Fawcett Association
- Merged into: Union of Post Office Workers
- Founded: 1890
- Dissolved: 1919
- Headquarters: 55 Doughty Street, London
- Location: England;
- Members: 3,750 (1904)
- Key people: Wallace Bligh Cheesman (Gen Sec)
- Affiliations: TUC

= Fawcett Association =

London trade union for post office

The Fawcett Association was a trade union representing postal clerks in London.

==History==
The union was founded in 1890. It was named after Henry Fawcett, who it considered had been sympathetic to workers when he was Postmaster General.

For most of its existence, the union's general secretary was Wallace Bligh Cheesman, and its chairman was William E. Clery.

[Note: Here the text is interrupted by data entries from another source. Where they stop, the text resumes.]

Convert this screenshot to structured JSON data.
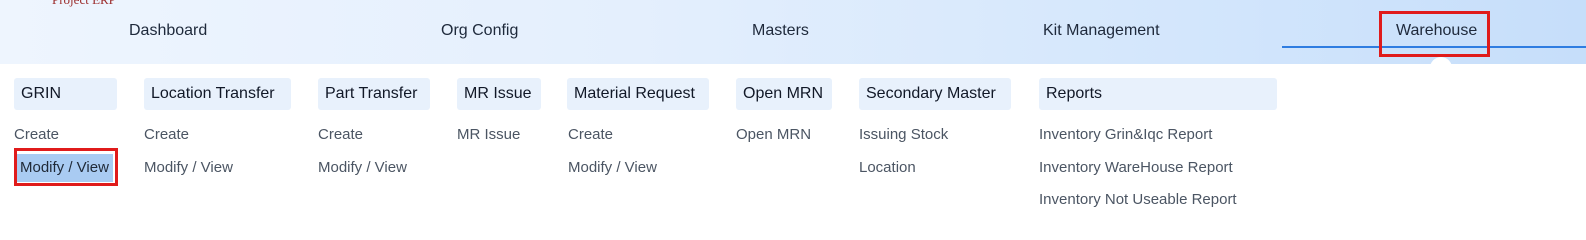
{
  "brand": {
    "logo_text": "Project ERP"
  },
  "nav": {
    "items": [
      {
        "label": "Dashboard"
      },
      {
        "label": "Org Config"
      },
      {
        "label": "Masters"
      },
      {
        "label": "Kit Management"
      },
      {
        "label": "Warehouse",
        "active": true
      }
    ]
  },
  "menu": {
    "groups": [
      {
        "header": "GRIN",
        "links": [
          "Create",
          "Modify / View"
        ]
      },
      {
        "header": "Location Transfer",
        "links": [
          "Create",
          "Modify / View"
        ]
      },
      {
        "header": "Part Transfer",
        "links": [
          "Create",
          "Modify / View"
        ]
      },
      {
        "header": "MR Issue",
        "links": [
          "MR Issue"
        ]
      },
      {
        "header": "Material Request",
        "links": [
          "Create",
          "Modify / View"
        ]
      },
      {
        "header": "Open MRN",
        "links": [
          "Open MRN"
        ]
      },
      {
        "header": "Secondary Master",
        "links": [
          "Issuing Stock",
          "Location"
        ]
      },
      {
        "header": "Reports",
        "links": [
          "Inventory Grin&Iqc Report",
          "Inventory WareHouse Report",
          "Inventory Not Useable Report"
        ]
      }
    ],
    "selected_link": "GRIN / Modify / View"
  },
  "colors": {
    "accent": "#2f7de1",
    "highlight": "#e01b1b",
    "selected_bg": "#a9cbf2",
    "header_bg": "#e8f1fc"
  }
}
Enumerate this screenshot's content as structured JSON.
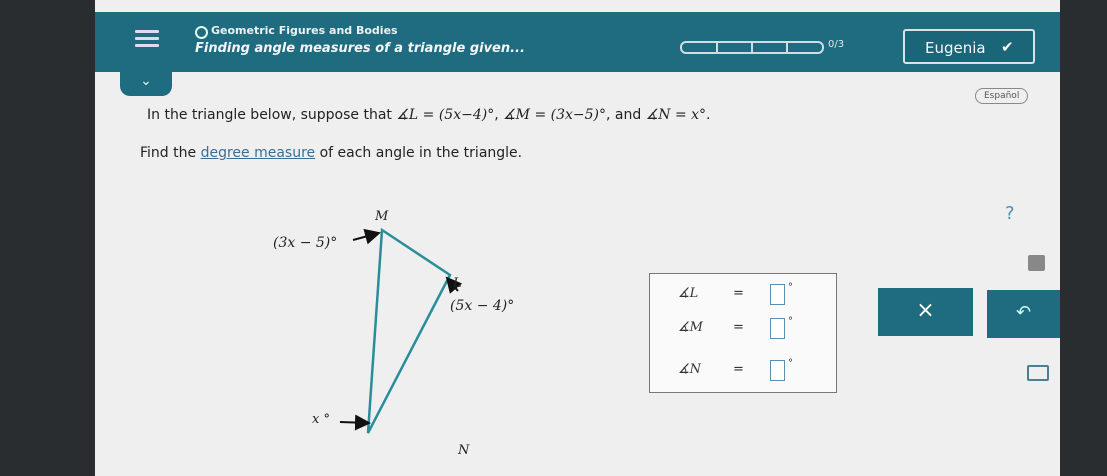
{
  "header": {
    "topic": "Geometric Figures and Bodies",
    "subtitle": "Finding angle measures of a triangle given...",
    "progress_text": "0/3",
    "progress_value": 0,
    "user": "Eugenia",
    "icons": [
      "menu-icon",
      "chevron-down-icon",
      "check-icon"
    ],
    "accent_color": "#1f6c80"
  },
  "language_button": "Español",
  "problem": {
    "prefix": "In the triangle below, suppose that",
    "angle_l": "∡L = (5x−4)°",
    "sep1": ",",
    "angle_m": "∡M = (3x−5)°",
    "sep2": ", and",
    "angle_n": "∡N = x°",
    "end": ".",
    "find_prefix": "Find the",
    "find_link": "degree measure",
    "find_suffix": "of each angle in the triangle."
  },
  "figure": {
    "vertex_m": "M",
    "vertex_l": "L",
    "vertex_n": "N",
    "angle_m_label": "(3x − 5)°",
    "angle_l_label": "(5x − 4)°",
    "angle_n_label": "x °"
  },
  "answers": [
    {
      "label": "∡L",
      "eq": "=",
      "value": "",
      "unit": "°"
    },
    {
      "label": "∡M",
      "eq": "=",
      "value": "",
      "unit": "°"
    },
    {
      "label": "∡N",
      "eq": "=",
      "value": "",
      "unit": "°"
    }
  ],
  "buttons": {
    "clear": "×",
    "undo": "↶"
  },
  "side_icons": {
    "help": "?",
    "calculator": "calculator-icon",
    "mail": "mail-icon"
  }
}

They were sacked from the Post Office after they circulated information about candidates in the 1892 general election, and attempted to get them to express support for the union. However, Cheesman remained the union's secretary throughout its existence.

Cheesman decided to work closely with other unions, and in 1893, the Fawcett Association became the first clerical union to affiliate to the Trades Union Congress. It also joined the United Government Workers' Federation, and formed the National Joint Committee of Postal and Telegraph Associations in 1897, with the Postmen's Federation, Postal and Telegraph Clerks' Association and United Kingdom Postal Clerks' Association.

The union was represented at the founding meeting of the Labour Representation Committee (LRC). Clery was adopted as an LRC candidate in 1901, but was also adopted as a Liberal-Labour candidate for Deptford. This proved controversial, and he did not ultimately stand under either label.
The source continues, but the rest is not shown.